M. Burns a déclaré qu’il s’attendait à ce que M. Poutine finisse par punir le dirigeant de Wagner, Yevgeny V. Prigozhin, qui est resté libre et indemne.
Igor Girkin, un commentateur ultranationaliste qui a critiqué la façon dont l’invasion a été menée, a été arrêté vendredi, signalant que la seule forme de dissidence publique autorisée par le gouvernement pourrait ne plus être autorisée. Les procureurs l’ont accusé d’avoir diffusé des appels publics à se livrer à des activités extrémistes, passibles d’une peine pouvant aller jusqu’à cinq ans de prison, et ont demandé à un tribunal de Moscou de le maintenir en détention provisoire.
La Biélorussie, le plus proche allié de la Russie, a accueilli des combattants Wagner au cours des dernières semaines et ils forment des troupes d’opérations spéciales biélorusses, a annoncé jeudi le gouvernement biélorusse. Le site d’entraînement se trouve à seulement trois miles de la Pologne, un membre de l’OTAN qui se méfie profondément de la Biélorussie et de la Russie.
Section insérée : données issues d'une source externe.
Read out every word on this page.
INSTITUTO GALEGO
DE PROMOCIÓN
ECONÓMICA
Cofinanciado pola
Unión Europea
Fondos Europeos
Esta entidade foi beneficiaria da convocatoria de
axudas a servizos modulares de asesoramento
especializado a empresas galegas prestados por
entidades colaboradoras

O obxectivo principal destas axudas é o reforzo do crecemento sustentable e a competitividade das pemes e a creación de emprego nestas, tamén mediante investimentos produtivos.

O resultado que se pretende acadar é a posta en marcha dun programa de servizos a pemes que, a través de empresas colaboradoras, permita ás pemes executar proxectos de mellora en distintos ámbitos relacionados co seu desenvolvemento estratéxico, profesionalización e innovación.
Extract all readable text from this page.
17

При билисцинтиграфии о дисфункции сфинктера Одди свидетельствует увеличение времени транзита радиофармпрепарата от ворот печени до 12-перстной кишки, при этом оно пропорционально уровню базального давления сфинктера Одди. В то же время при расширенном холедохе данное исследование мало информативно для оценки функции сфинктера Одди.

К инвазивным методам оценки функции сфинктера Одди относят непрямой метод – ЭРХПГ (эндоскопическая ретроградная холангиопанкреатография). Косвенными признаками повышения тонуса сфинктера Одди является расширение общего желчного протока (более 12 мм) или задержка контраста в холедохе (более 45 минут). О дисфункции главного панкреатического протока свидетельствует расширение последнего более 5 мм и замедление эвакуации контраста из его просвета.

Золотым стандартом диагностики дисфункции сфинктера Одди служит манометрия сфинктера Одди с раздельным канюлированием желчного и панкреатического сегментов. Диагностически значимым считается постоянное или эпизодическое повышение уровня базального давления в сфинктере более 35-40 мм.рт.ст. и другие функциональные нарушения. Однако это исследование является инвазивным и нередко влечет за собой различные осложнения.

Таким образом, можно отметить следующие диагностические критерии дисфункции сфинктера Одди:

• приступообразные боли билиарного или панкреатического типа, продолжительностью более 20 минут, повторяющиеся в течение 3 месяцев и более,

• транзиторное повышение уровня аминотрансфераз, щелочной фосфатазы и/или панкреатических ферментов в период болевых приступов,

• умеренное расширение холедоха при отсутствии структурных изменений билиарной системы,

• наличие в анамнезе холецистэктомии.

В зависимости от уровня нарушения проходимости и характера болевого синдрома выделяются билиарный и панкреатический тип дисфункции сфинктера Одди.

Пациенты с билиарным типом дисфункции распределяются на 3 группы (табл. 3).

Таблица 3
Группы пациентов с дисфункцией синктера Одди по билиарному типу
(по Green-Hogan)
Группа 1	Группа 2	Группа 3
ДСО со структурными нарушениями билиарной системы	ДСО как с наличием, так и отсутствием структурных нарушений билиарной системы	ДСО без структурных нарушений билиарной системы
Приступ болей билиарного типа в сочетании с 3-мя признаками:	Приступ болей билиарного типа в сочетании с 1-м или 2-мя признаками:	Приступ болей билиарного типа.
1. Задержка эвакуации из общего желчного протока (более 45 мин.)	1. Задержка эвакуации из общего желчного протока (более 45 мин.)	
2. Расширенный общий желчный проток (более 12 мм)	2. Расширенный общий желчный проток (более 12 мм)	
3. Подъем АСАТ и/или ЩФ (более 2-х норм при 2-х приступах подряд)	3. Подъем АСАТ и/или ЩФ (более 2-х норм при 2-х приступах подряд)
En réponse, la Pologne a déclaré vendredi qu’elle déplacerait des forces militaires près de la frontière avec la Biélorussie. M. Poutine, à son tour, s’en est pris à la Pologne, affirmant que la Russie répondrait à « l’agression » contre la Biélorussie « avec tous les moyens à notre disposition ».
Ivan Nechepurenko rapporté de Tbilissi, Géorgie, Victoria Kim de Séoul et Farnaz FassIhi et Richard Pérez-Peña de New York. Les rapports ont été fournis par Anatoli Kourmanaïev de Berlin; Neil MacFarquhar, Gaya Gupta et James C. McKinley fils de New York; Éric Schmitt, David E. Sanger et Julian E. Barnes d’Aspen, au Colorado; Shashank Bengali de Londres et Erin Mendell de Séoul.